Microsoft Focuses on Windows Phone 7
Microsoft CEO Steve Ballmer reiterated that his company will be delivering Windows Phone 7 devices starting later this year during his opening presentation at the company's Worldwide Partner Conference in Washington, D.C., on July 12, 2010. How nice to hear. Microsoft has been losing consumer market share at a rapid rate as Windows Mobile has been trumped by other operating systems. For CIOs, that has meant moving Windows Mobile users to RIM's BlackBerry, or in some cases, the iPhone. Going forward, CIOs will have more choices to make. Windows Phone 7 looks to be a fine alternative to currently available smartphone operating systems. And since it is made by Microsoft, it will integrate nicely into current operations. Keep a watchful eye on Windows Phone 7. It might just be the best BlackBerry alternative on the market when it hits store shelves.

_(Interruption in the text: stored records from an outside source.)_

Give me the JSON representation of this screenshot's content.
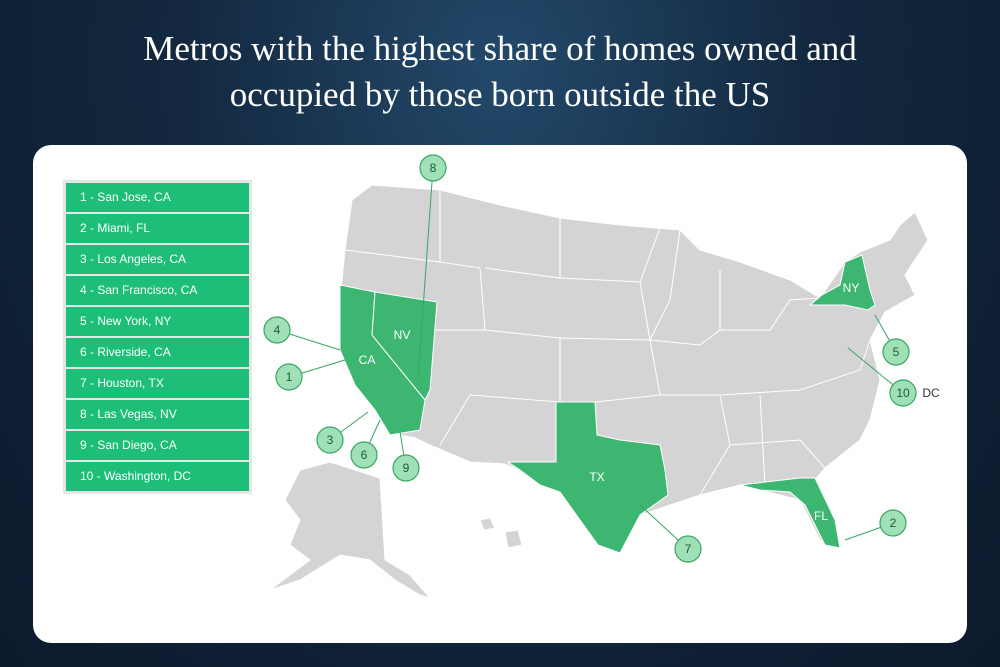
{
  "title": [
    "Metros with the highest share of homes owned and",
    "occupied by those born outside the US"
  ],
  "legend": [
    "1 - San Jose, CA",
    "2 - Miami, FL",
    "3 - Los Angeles, CA",
    "4 - San Francisco, CA",
    "5 - New York, NY",
    "6 - Riverside, CA",
    "7 - Houston, TX",
    "8 - Las Vegas, NV",
    "9 - San Diego, CA",
    "10 - Washington, DC"
  ],
  "state_labels": [
    "CA",
    "NV",
    "TX",
    "FL",
    "NY"
  ],
  "markers": [
    1,
    2,
    3,
    4,
    5,
    6,
    7,
    8,
    9,
    10
  ],
  "dc_label": "DC"
}
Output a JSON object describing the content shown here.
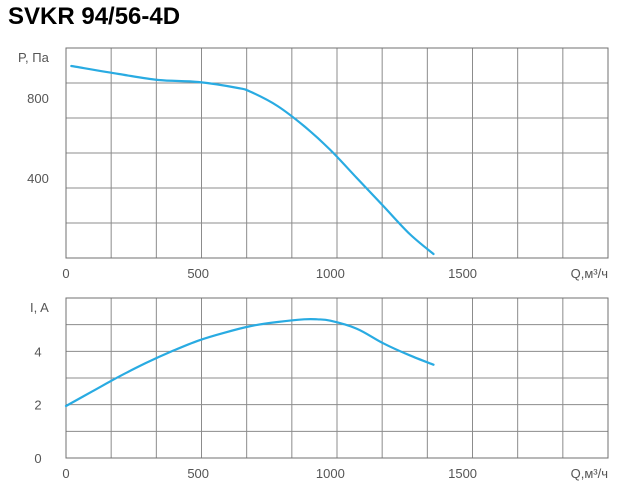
{
  "title": "SVKR 94/56-4D",
  "colors": {
    "curve": "#29abe2",
    "grid": "#8c8c8c",
    "frame": "#707070",
    "text": "#555555"
  },
  "chart_data": [
    {
      "type": "line",
      "ylabel": "P, Па",
      "xlabel": "Q,м³/ч",
      "xlim": [
        0,
        2050
      ],
      "ylim": [
        0,
        1050
      ],
      "x_ticks": [
        "0",
        "500",
        "1000",
        "1500"
      ],
      "y_ticks": [
        "400",
        "800"
      ],
      "grid": true,
      "series": [
        {
          "x": [
            20,
            200,
            350,
            500,
            650,
            700,
            800,
            900,
            1000,
            1100,
            1200,
            1300,
            1390
          ],
          "y": [
            960,
            920,
            890,
            880,
            850,
            830,
            760,
            660,
            540,
            400,
            260,
            120,
            20
          ]
        }
      ]
    },
    {
      "type": "line",
      "ylabel": "I, A",
      "xlabel": "Q,м³/ч",
      "xlim": [
        0,
        2050
      ],
      "ylim": [
        0,
        6
      ],
      "x_ticks": [
        "0",
        "500",
        "1000",
        "1500"
      ],
      "y_ticks": [
        "0",
        "2",
        "4"
      ],
      "grid": true,
      "series": [
        {
          "x": [
            0,
            100,
            200,
            300,
            400,
            500,
            600,
            700,
            800,
            900,
            950,
            1000,
            1100,
            1200,
            1300,
            1390
          ],
          "y": [
            1.95,
            2.5,
            3.05,
            3.55,
            4.0,
            4.4,
            4.7,
            4.95,
            5.1,
            5.2,
            5.2,
            5.15,
            4.85,
            4.3,
            3.85,
            3.5
          ]
        }
      ]
    }
  ]
}
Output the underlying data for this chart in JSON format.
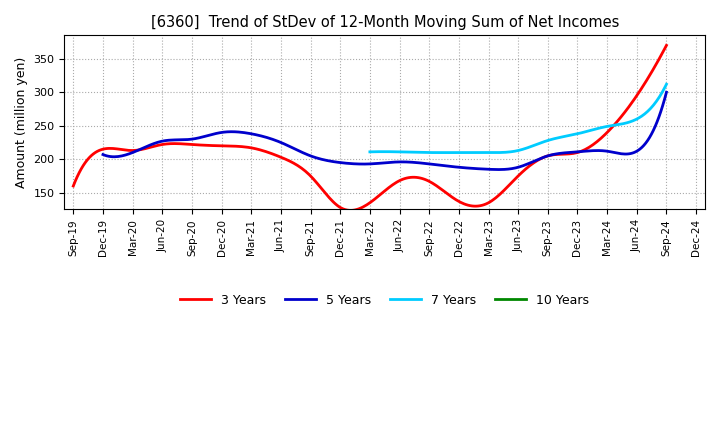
{
  "title": "[6360]  Trend of StDev of 12-Month Moving Sum of Net Incomes",
  "ylabel": "Amount (million yen)",
  "ylim": [
    125,
    385
  ],
  "yticks": [
    150,
    200,
    250,
    300,
    350
  ],
  "x_labels": [
    "Sep-19",
    "Dec-19",
    "Mar-20",
    "Jun-20",
    "Sep-20",
    "Dec-20",
    "Mar-21",
    "Jun-21",
    "Sep-21",
    "Dec-21",
    "Mar-22",
    "Jun-22",
    "Sep-22",
    "Dec-22",
    "Mar-23",
    "Jun-23",
    "Sep-23",
    "Dec-23",
    "Mar-24",
    "Jun-24",
    "Sep-24",
    "Dec-24"
  ],
  "series": {
    "3 Years": {
      "color": "#ff0000",
      "data": [
        160,
        215,
        213,
        222,
        222,
        220,
        217,
        203,
        175,
        128,
        135,
        168,
        167,
        137,
        135,
        175,
        205,
        210,
        240,
        295,
        370,
        null
      ]
    },
    "5 Years": {
      "color": "#0000cc",
      "data": [
        null,
        207,
        210,
        227,
        230,
        240,
        238,
        225,
        205,
        195,
        193,
        196,
        193,
        188,
        185,
        188,
        205,
        211,
        212,
        212,
        300,
        null
      ]
    },
    "7 Years": {
      "color": "#00ccff",
      "data": [
        null,
        null,
        null,
        null,
        null,
        null,
        null,
        null,
        null,
        null,
        211,
        211,
        210,
        210,
        210,
        213,
        228,
        238,
        249,
        260,
        312,
        null
      ]
    },
    "10 Years": {
      "color": "#008800",
      "data": [
        null,
        null,
        null,
        null,
        null,
        null,
        null,
        null,
        null,
        null,
        null,
        null,
        null,
        null,
        null,
        null,
        null,
        null,
        null,
        null,
        null,
        null
      ]
    }
  },
  "legend_labels": [
    "3 Years",
    "5 Years",
    "7 Years",
    "10 Years"
  ],
  "legend_colors": [
    "#ff0000",
    "#0000cc",
    "#00ccff",
    "#008800"
  ]
}
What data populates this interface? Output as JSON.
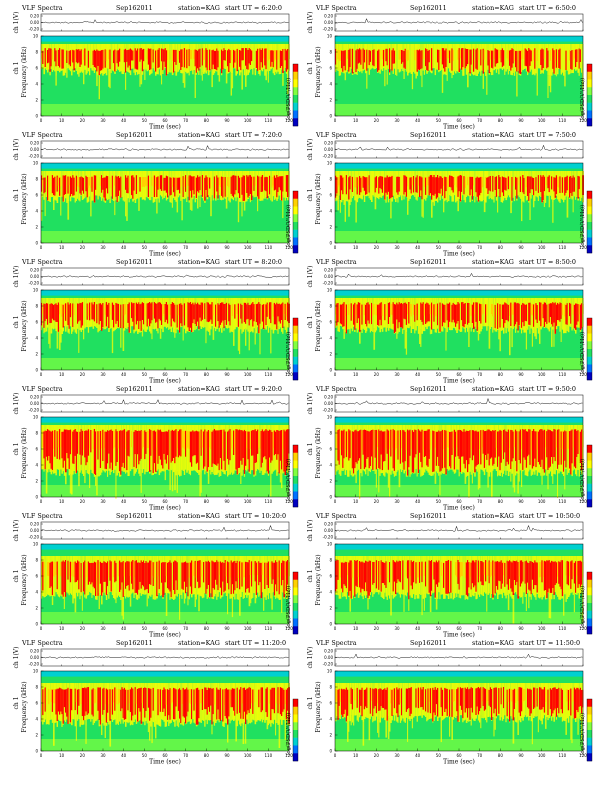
{
  "chart_data": {
    "type": "heatmap",
    "layout": "6 rows x 2 columns of spectrogram panels",
    "common": {
      "title_prefix": "VLF Spectra",
      "date": "Sep162011",
      "station_label": "station=KAG",
      "ut_prefix": "start UT =",
      "top_ylabel": "ch 1(V)",
      "top_yticks": [
        "0.20",
        "0.00",
        "-0.20"
      ],
      "top_ylim": [
        -0.2,
        0.2
      ],
      "spec_ylabel_channel": "ch 1",
      "spec_ylabel": "Frequency (kHz)",
      "spec_yticks": [
        "0",
        "2",
        "4",
        "6",
        "8",
        "10"
      ],
      "spec_ylim": [
        0,
        10
      ],
      "xlabel": "Time (sec)",
      "xticks": [
        "0",
        "10",
        "20",
        "30",
        "40",
        "50",
        "60",
        "70",
        "80",
        "90",
        "100",
        "110",
        "120"
      ],
      "xlim": [
        0,
        120
      ],
      "colorbar_label": "log(PSD(V²/Hz))",
      "colorbar_colors": [
        "#ff0000",
        "#ffd000",
        "#ffff00",
        "#80ff40",
        "#20e060",
        "#00d0d0",
        "#0070ff",
        "#0000c0"
      ]
    },
    "panels": [
      {
        "start_ut": "6:20:0",
        "bright_band_khz": [
          5.5,
          8.5
        ],
        "intensity": 0.55
      },
      {
        "start_ut": "6:50:0",
        "bright_band_khz": [
          5.5,
          8.5
        ],
        "intensity": 0.55
      },
      {
        "start_ut": "7:20:0",
        "bright_band_khz": [
          5.5,
          8.5
        ],
        "intensity": 0.6
      },
      {
        "start_ut": "7:50:0",
        "bright_band_khz": [
          5.5,
          8.5
        ],
        "intensity": 0.6
      },
      {
        "start_ut": "8:20:0",
        "bright_band_khz": [
          5.0,
          8.5
        ],
        "intensity": 0.65
      },
      {
        "start_ut": "8:50:0",
        "bright_band_khz": [
          5.0,
          8.5
        ],
        "intensity": 0.65
      },
      {
        "start_ut": "9:20:0",
        "bright_band_khz": [
          3.0,
          8.5
        ],
        "intensity": 0.75
      },
      {
        "start_ut": "9:50:0",
        "bright_band_khz": [
          3.0,
          8.5
        ],
        "intensity": 0.75
      },
      {
        "start_ut": "10:20:0",
        "bright_band_khz": [
          3.5,
          8.0
        ],
        "intensity": 0.7
      },
      {
        "start_ut": "10:50:0",
        "bright_band_khz": [
          3.5,
          8.0
        ],
        "intensity": 0.7
      },
      {
        "start_ut": "11:20:0",
        "bright_band_khz": [
          3.5,
          8.0
        ],
        "intensity": 0.65
      },
      {
        "start_ut": "11:50:0",
        "bright_band_khz": [
          4.0,
          8.0
        ],
        "intensity": 0.6
      }
    ]
  }
}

One note of caution: if you're a CIO with an enterprise-wide deployment of line-of-business solutions built around Windows Mobile 6.5 or earlier, Windows Phone 7 will not be backward compatible. So, while the new OS could be big news for users in the "carpeted halls" of enterprise mobility, it is a different story altogether for those field service, supply chain and logistics apps built on previous Windows Mobile platforms. Thanks, Microsoft.
Windows-Based Tablets Will Be Here Soon
Also revealed at its Worldwide Partner Conference was the news that several Microsoft Windows-based tablets -- made for consumers and enterprise customers alike -- will be released in the coming months. There is a real business benefit for CIOs in the potential for Windows-based tablets in the enterprise. With the exception of the Cisco Cius, the other so-called "media" tablets -- such as iPad and future Android-based devices -- in no way target corporate customers. Several Windows-based tablets will. And, since they will run Windows 7, it will (in theory anyway) lend them to smooth integration with Microsoft applications in use in your organization. With many pundits touting these lightweight tablets as the future of the mobile enterprise, CIOs can expect to find something to like in the Microsoft lineup.